Understanding the connection to water
Groundwater supplies that are affected by the unconventional gas fracking industry include the Canarvon, Lesueur and Yarragadee Aquifers, which supply Perth’s drinking water and support regional communities across WA.
There are exploration leases which cover many parts of the Canning and Northern Perth basins, but also in many other parts of Western Australia including the South West. There are current exploration leases over Gnangara Mound, Perth's most important groundwater resource. Public drinking water source protection areas in rural Western Australia are also covered by exploration leases, as are many areas of groundwater supported agriculture.
In areas set aside for conservation or public drinking water source protection, it is advisable to exclude all tight gas activities. Even if economically viable deposits are found in those areas, extracting them would pose an unacceptable risk based on the issues explored herein.

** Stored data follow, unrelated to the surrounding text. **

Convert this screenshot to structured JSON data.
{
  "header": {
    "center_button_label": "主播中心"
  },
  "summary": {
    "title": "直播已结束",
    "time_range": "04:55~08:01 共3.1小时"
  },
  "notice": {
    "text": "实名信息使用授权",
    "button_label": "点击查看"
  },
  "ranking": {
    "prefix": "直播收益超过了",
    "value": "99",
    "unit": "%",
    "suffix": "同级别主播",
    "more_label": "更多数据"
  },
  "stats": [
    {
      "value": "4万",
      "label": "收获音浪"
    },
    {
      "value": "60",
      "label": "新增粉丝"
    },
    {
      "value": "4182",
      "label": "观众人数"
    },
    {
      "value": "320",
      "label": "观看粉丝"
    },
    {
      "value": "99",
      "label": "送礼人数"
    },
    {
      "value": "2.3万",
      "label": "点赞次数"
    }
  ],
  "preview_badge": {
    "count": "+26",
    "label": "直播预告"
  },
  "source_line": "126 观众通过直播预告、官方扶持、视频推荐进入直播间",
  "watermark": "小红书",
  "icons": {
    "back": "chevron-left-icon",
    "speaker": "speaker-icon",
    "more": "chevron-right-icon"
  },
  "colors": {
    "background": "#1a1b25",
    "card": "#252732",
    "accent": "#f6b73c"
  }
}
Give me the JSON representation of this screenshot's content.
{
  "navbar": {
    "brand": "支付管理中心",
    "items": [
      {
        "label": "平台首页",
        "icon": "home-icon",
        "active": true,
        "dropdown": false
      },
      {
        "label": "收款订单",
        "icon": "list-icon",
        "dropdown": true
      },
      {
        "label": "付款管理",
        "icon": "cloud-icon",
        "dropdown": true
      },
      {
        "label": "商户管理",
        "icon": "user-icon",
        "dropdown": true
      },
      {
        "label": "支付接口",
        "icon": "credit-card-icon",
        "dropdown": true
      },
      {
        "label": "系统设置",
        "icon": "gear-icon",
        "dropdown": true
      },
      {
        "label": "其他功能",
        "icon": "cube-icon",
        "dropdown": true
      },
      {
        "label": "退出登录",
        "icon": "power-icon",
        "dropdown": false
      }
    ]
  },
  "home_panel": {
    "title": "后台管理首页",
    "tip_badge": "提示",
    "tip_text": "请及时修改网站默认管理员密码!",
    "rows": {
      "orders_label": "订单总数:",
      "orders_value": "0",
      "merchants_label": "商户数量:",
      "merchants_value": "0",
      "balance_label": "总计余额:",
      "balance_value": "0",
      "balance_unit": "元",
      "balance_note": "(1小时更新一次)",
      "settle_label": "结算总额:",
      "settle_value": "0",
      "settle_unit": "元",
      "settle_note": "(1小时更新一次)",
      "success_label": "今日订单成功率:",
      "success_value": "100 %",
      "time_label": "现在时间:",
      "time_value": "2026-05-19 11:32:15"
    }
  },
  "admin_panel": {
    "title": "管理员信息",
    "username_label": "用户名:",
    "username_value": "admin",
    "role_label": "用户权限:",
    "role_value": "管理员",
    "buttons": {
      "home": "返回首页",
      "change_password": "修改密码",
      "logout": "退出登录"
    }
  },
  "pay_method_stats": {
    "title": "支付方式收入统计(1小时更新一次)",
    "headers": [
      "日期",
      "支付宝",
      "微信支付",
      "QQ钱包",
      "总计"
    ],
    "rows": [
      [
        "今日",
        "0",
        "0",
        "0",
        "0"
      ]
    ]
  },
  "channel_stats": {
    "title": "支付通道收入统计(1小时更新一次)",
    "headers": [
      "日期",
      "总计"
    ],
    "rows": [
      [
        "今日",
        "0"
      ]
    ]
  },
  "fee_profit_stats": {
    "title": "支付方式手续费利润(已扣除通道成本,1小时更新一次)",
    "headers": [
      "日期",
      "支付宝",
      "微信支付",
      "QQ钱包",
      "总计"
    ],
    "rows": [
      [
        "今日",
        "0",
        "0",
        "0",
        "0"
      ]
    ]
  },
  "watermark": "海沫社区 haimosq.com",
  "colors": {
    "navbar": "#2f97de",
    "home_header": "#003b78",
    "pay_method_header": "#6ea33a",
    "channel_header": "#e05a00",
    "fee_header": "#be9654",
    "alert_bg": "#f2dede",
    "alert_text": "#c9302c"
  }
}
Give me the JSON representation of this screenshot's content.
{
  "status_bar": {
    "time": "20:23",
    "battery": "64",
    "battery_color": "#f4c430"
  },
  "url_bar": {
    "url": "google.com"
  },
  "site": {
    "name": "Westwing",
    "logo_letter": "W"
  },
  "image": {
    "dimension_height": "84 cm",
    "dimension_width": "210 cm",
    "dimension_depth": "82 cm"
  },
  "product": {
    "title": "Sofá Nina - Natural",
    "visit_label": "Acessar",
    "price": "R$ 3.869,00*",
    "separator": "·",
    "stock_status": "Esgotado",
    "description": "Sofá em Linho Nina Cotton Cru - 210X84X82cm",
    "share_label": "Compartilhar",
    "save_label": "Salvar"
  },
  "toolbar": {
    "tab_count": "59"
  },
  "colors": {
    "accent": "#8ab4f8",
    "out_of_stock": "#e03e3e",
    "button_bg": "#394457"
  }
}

Precarious precaution and protection
WA hydrogeologist Dr Ryan Vogwill released Western Australia's Tight Gas Industry: A review of groundwater and environmental risks (May, 2017) that highlights the clear threat posed to Western Australia’s groundwater supplies by unconventional tight gas exploration and mining or ‘fracking’.
"Shale gas production is no different from any other development of the landscape and like most other land uses, it poses some risks to the condition of the water, soil, vegetation and biodiversity, and has the potential to impact on the capacity of natural resources to supply human, as well as ecological needs into the future." - Dr Ryan Vogwill
There is uncertainty around the magnitude of environmental impacts of the tight gas industry. Comprehensive studies are lacking, but this should not be interpreted as tight gas extraction having no potential for impacts. Rather, the tight gas industry does not apply enough resources to the assessment of risk to groundwater and the environment.
Hydrogeologists are working towards a sufficient level of understanding of the geology, hydrogeology, groundwater dependent ecosystems and their links to social values to manage the existing groundwater use in the northern Perth Basin. The Canning Basin, in particular, is only just starting to be understood in this context.
Impacts to water which have occurred elsewhere should be taken as a warning. There is no guarantee that similar impacts will not happen in Western Australia, particularly in areas such as the Canning Basin in the Kimberley and the North Perth Basin in the Mid-West that we are only just starting to understand hydrogeologically.